Der NSN-Gesamtbetriebsratsvorsitzende, Georg Nassauer, sagte, die Beschäftigten hätten schockiert und wütend reagiert. Nassauer kündigte Widerstand gegen die Pläne an: “Wir Betriebsräte werden zusammen mit der IG Metall alles tun, um den Abschied von NSN aus Deutschland zu verhindern.”

IG Metall und Gesamtbetriebsrat forderten von der NSN-Führung, die Pläne sofort zu stoppen und über Alternativen und Zukunftsperspektiven zu verhandeln. Bis zur Klärung sollen nach ihrer Vorstellung keine Personalmaßnahmen und Ausgliederungen erfolgen.

Für die kommenden Tage ruft die IG Metall die Beschäftigten zu Protestaktionen auf. In München wollen die Mitarbeiter am 1. Februar im Anschluss an eine außerordentliche Betriebsversammlung gegen die geplante Standortschließung protestieren. Um 09:45 Uhr werden die Beschäftigten vor das NSN-Vorstandsgebäude an der Werinherstraße 91 ziehen und dort ihren Unmut kundtun.

Rajeev Suri. Bild: NSN
Rajeev Suri. Bild: NSN

NSN hat seit der Gründung im April 2007 keinen Gewinn gemacht. Ende 2013 läuft die Kooperation zwischen Nokia und Siemens aus. NSN-CEO Rajeev Suri versucht mit einem erneuten Stellenabbau, Kosten in Höhe von 1 Milliarde Euro einzusparen. Bis Ende 2013 sollen 17.000 der weltweit 74.000 Stellen wegfallen – das ist fast ein Viertel der Arbeitsplätze. NSN kündigte zudem weitere Ausgliederungen an.

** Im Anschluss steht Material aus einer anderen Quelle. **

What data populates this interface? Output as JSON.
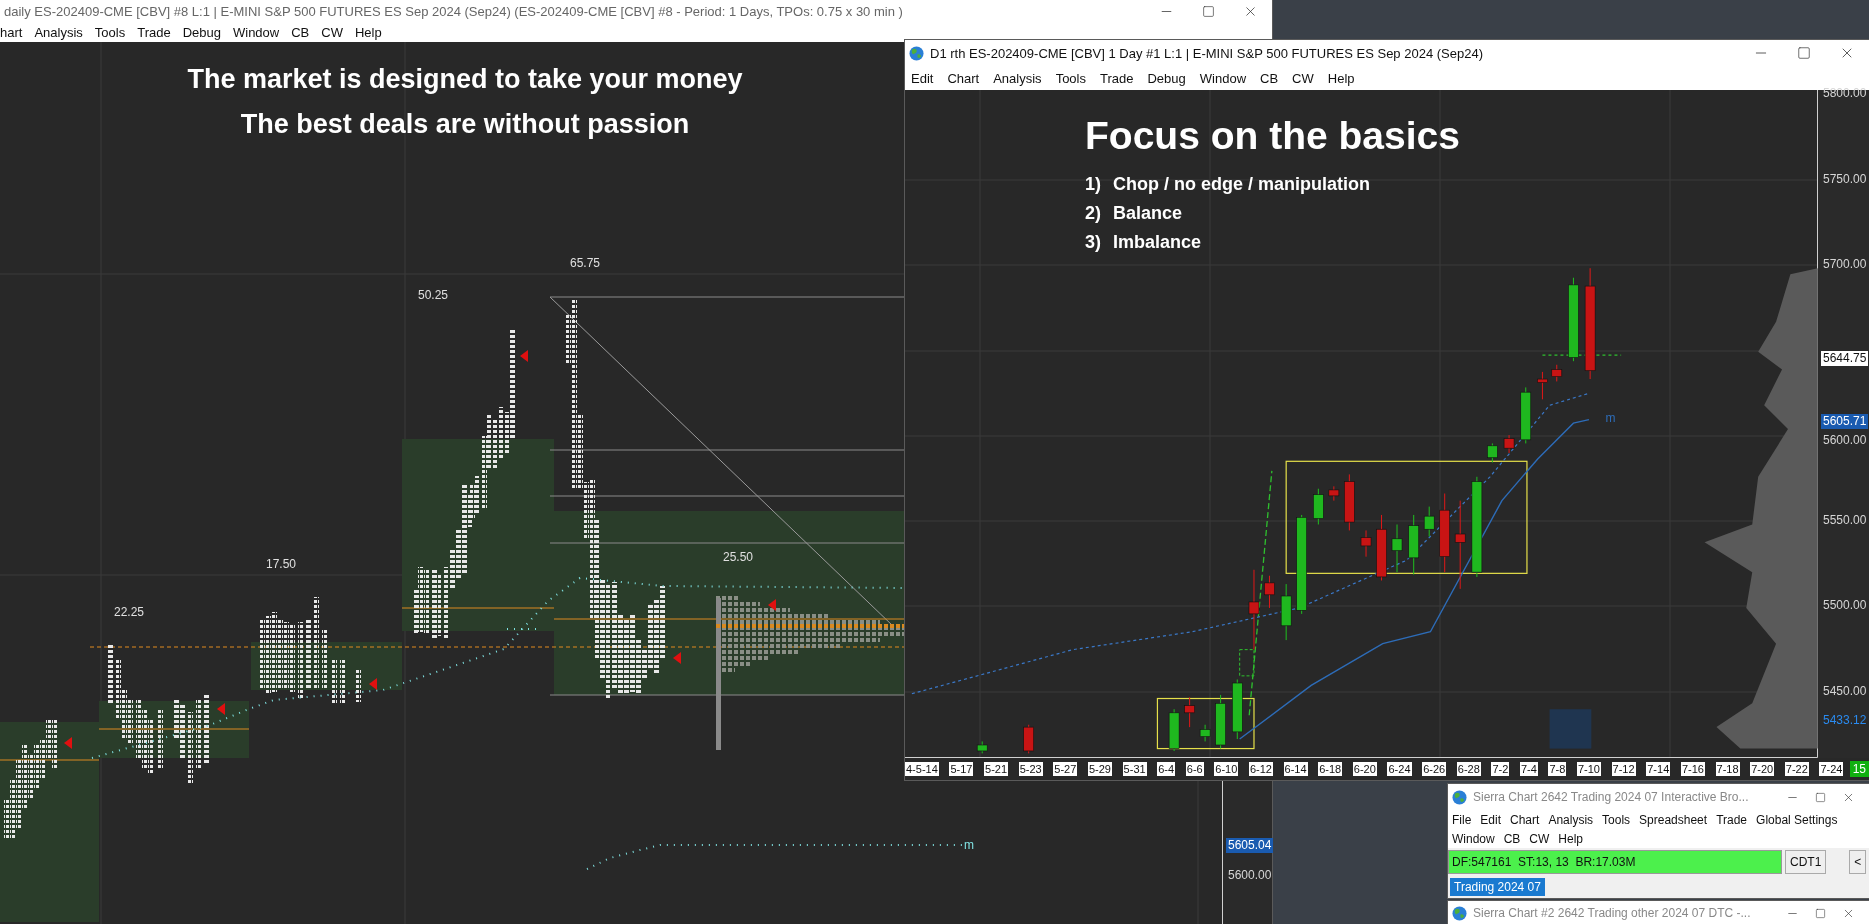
{
  "main_window": {
    "title": "daily ES-202409-CME [CBV] #8 L:1 | E-MINI S&P 500 FUTURES ES Sep 2024 (Sep24) (ES-202409-CME [CBV] #8 - Period: 1 Days, TPOs: 0.75 x 30 min )",
    "menu": [
      "hart",
      "Analysis",
      "Tools",
      "Trade",
      "Debug",
      "Window",
      "CB",
      "CW",
      "Help"
    ],
    "headlines": [
      "The market is designed to take your money",
      "The best deals are without passion"
    ],
    "range_labels": [
      "65.75",
      "50.25",
      "17.50",
      "22.25",
      "25.50"
    ],
    "line_label": "m",
    "price_axis": [
      {
        "text": "5605.04",
        "kind": "current"
      },
      {
        "text": "5600.00",
        "kind": "tick"
      }
    ]
  },
  "chart_window": {
    "title": "D1 rth ES-202409-CME [CBV]  1 Day  #1 L:1 | E-MINI S&P 500 FUTURES ES Sep 2024 (Sep24)",
    "menu": [
      "Edit",
      "Chart",
      "Analysis",
      "Tools",
      "Trade",
      "Debug",
      "Window",
      "CB",
      "CW",
      "Help"
    ],
    "heading": "Focus on the basics",
    "points": [
      {
        "number": "1)",
        "text": "Chop / no edge / manipulation"
      },
      {
        "number": "2)",
        "text": "Balance"
      },
      {
        "number": "3)",
        "text": "Imbalance"
      }
    ],
    "line_label": "m",
    "price_axis": [
      {
        "text": "5800.00",
        "kind": "tick"
      },
      {
        "text": "5750.00",
        "kind": "tick"
      },
      {
        "text": "5700.00",
        "kind": "tick"
      },
      {
        "text": "5644.75",
        "kind": "last"
      },
      {
        "text": "5605.71",
        "kind": "current"
      },
      {
        "text": "5600.00",
        "kind": "tick"
      },
      {
        "text": "5550.00",
        "kind": "tick"
      },
      {
        "text": "5500.00",
        "kind": "tick"
      },
      {
        "text": "5450.00",
        "kind": "tick"
      },
      {
        "text": "5433.12",
        "kind": "line"
      }
    ],
    "dates": [
      "4-5-14",
      "5-17",
      "5-21",
      "5-23",
      "5-27",
      "5-29",
      "5-31",
      "6-4",
      "6-6",
      "6-10",
      "6-12",
      "6-14",
      "6-18",
      "6-20",
      "6-24",
      "6-26",
      "6-28",
      "7-2",
      "7-4",
      "7-8",
      "7-10",
      "7-12",
      "7-14",
      "7-16",
      "7-18",
      "7-20",
      "7-22",
      "7-24"
    ],
    "badge": "15"
  },
  "trade_window": {
    "title": "Sierra Chart 2642 Trading 2024 07 Interactive Bro...",
    "menu_rows": [
      [
        "File",
        "Edit",
        "Chart",
        "Analysis",
        "Tools",
        "Spreadsheet",
        "Trade",
        "Global Settings"
      ],
      [
        "Window",
        "CB",
        "CW",
        "Help"
      ]
    ],
    "status": "DF:547161  ST:13, 13  BR:17.03M",
    "buttons": [
      "CDT1",
      "<"
    ],
    "tabs": [
      {
        "label": "Trading 2024 07",
        "selected": true
      }
    ]
  },
  "second_window": {
    "title": "Sierra Chart #2 2642 Trading other 2024 07 DTC -..."
  }
}
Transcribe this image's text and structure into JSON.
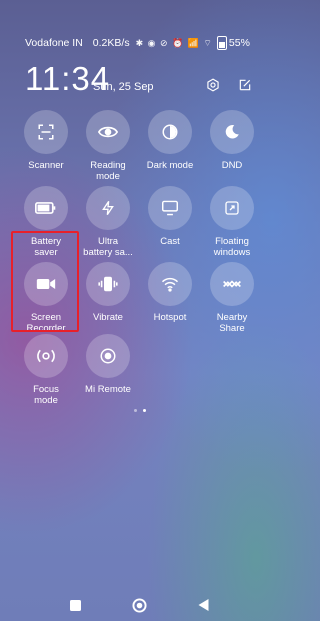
{
  "status": {
    "carrier": "Vodafone IN",
    "speed": "0.2KB/s",
    "icons": "✱ ◉ ⊘ ⏰ 📶 ⌔",
    "battery": "55"
  },
  "header": {
    "time": "11:34",
    "date": "Sun, 25 Sep"
  },
  "tiles": [
    {
      "label": "Scanner",
      "icon": "scanner-icon"
    },
    {
      "label": "Reading\nmode",
      "icon": "eye-icon"
    },
    {
      "label": "Dark mode",
      "icon": "dark-mode-icon"
    },
    {
      "label": "DND",
      "icon": "moon-icon"
    },
    {
      "label": "Battery\nsaver",
      "icon": "battery-icon"
    },
    {
      "label": "Ultra\nbattery sa...",
      "icon": "lightning-icon"
    },
    {
      "label": "Cast",
      "icon": "cast-icon"
    },
    {
      "label": "Floating\nwindows",
      "icon": "floating-window-icon"
    },
    {
      "label": "Screen\nRecorder",
      "icon": "video-camera-icon"
    },
    {
      "label": "Vibrate",
      "icon": "vibrate-icon"
    },
    {
      "label": "Hotspot",
      "icon": "wifi-hotspot-icon"
    },
    {
      "label": "Nearby\nShare",
      "icon": "nearby-share-icon"
    },
    {
      "label": "Focus\nmode",
      "icon": "focus-icon"
    },
    {
      "label": "Mi Remote",
      "icon": "remote-icon"
    }
  ],
  "pager": {
    "pages": 2,
    "current": 2
  },
  "colors": {
    "highlight": "#e8202a",
    "tile_bg": "rgba(255,255,255,0.22)"
  }
}
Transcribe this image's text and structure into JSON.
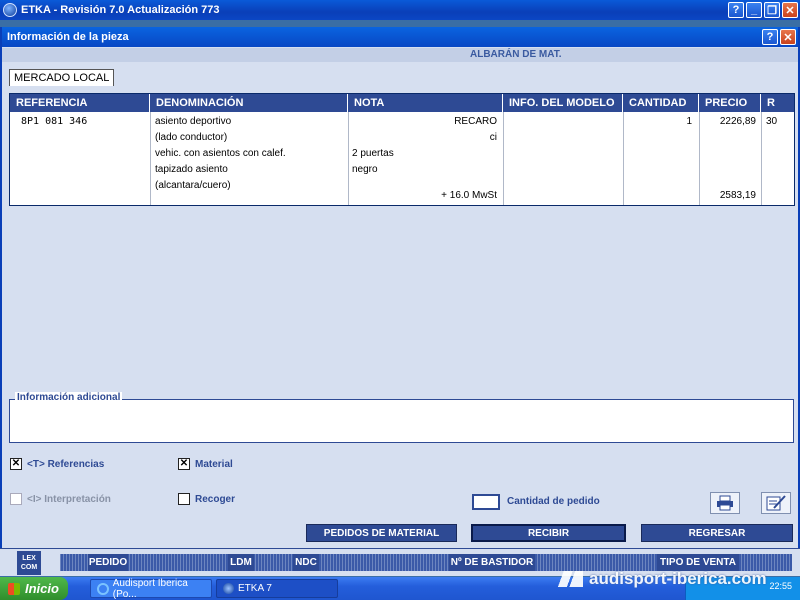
{
  "app": {
    "title": "ETKA - Revisión 7.0 Actualización 773"
  },
  "window_buttons": {
    "help": "?",
    "minimize": "_",
    "restore": "❐",
    "close": "✕"
  },
  "dialog": {
    "title": "Información de la pieza",
    "subheader": "ALBARÁN DE MAT."
  },
  "tab": {
    "label": "MERCADO LOCAL"
  },
  "table": {
    "headers": [
      "REFERENCIA",
      "DENOMINACIÓN",
      "NOTA",
      "INFO. DEL MODELO",
      "CANTIDAD",
      "PRECIO",
      "R"
    ],
    "row": {
      "referencia": "8P1 081 346",
      "denominacion": [
        "asiento deportivo",
        "(lado conductor)",
        "vehic. con asientos con calef.",
        "tapizado asiento",
        "(alcantara/cuero)"
      ],
      "nota_right": [
        "RECARO",
        "ci"
      ],
      "nota_left": [
        "2 puertas",
        "negro"
      ],
      "nota_tax": "+ 16.0 MwSt",
      "cantidad": "1",
      "precio": "2226,89",
      "precio_total": "2583,19",
      "r": "30"
    }
  },
  "info_adicional": {
    "label": "Información adicional"
  },
  "options": {
    "referencias": {
      "label": "<T> Referencias",
      "checked": true
    },
    "material": {
      "label": "Material",
      "checked": true
    },
    "interpretacion": {
      "label": "<I> Interpretación",
      "checked": false
    },
    "recoger": {
      "label": "Recoger",
      "checked": false
    },
    "cantidad_pedido": {
      "label": "Cantidad de pedido",
      "value": ""
    }
  },
  "actions": {
    "pedidos": "PEDIDOS DE MATERIAL",
    "recibir": "RECIBIR",
    "regresar": "REGRESAR"
  },
  "navbar": {
    "logo": "LEX COM",
    "items": [
      "PEDIDO",
      "LDM",
      "NDC",
      "Nº DE BASTIDOR",
      "TIPO DE VENTA"
    ]
  },
  "taskbar": {
    "start": "Inicio",
    "tasks": [
      "Audisport Iberica (Po...",
      "ETKA 7"
    ],
    "watermark": "audisport-iberica.com",
    "clock": "22:55"
  },
  "colors": {
    "header_blue": "#2e4a94",
    "dialog_bg": "#d6dff0",
    "title_blue": "#0a47c4"
  }
}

Wie Leppek gegenüber silicon.de sagte, wurde seit dem Start von NSN in Deutschland bereits 5000 Stellen abgebaut – über Aufhebungsverträge, Ausgliederungen und betriebsbedingte Kündigungen. “Man gewinnt den Eindruck, dass Stellenstreichung eine Kernkompetenz von NSN ist.” Statt über Stellenabbau und Ausgliederungen müsse endlich über die Perspektive von NSN in Deutschland geredet werden.

Verursacher der jetzigen Situation seien nicht die Beschäftigten. Schuld sei eine Führung, die es nicht geschafft habe, Kunden zu halten und zu binden, vernünftige Entscheidungs- und Arbeitsstrukturen zu schaffen und zukunftsweisende Produkte, Lösungen und Services bereitzustellen. Mitverantwortlich für die schwierige Situation bei NSN seien auch die Mütter Nokia und Siemens. “Die einen können es offenbar nicht, die anderen haben viel zu lange nur zugeschaut”, sagte Leppek.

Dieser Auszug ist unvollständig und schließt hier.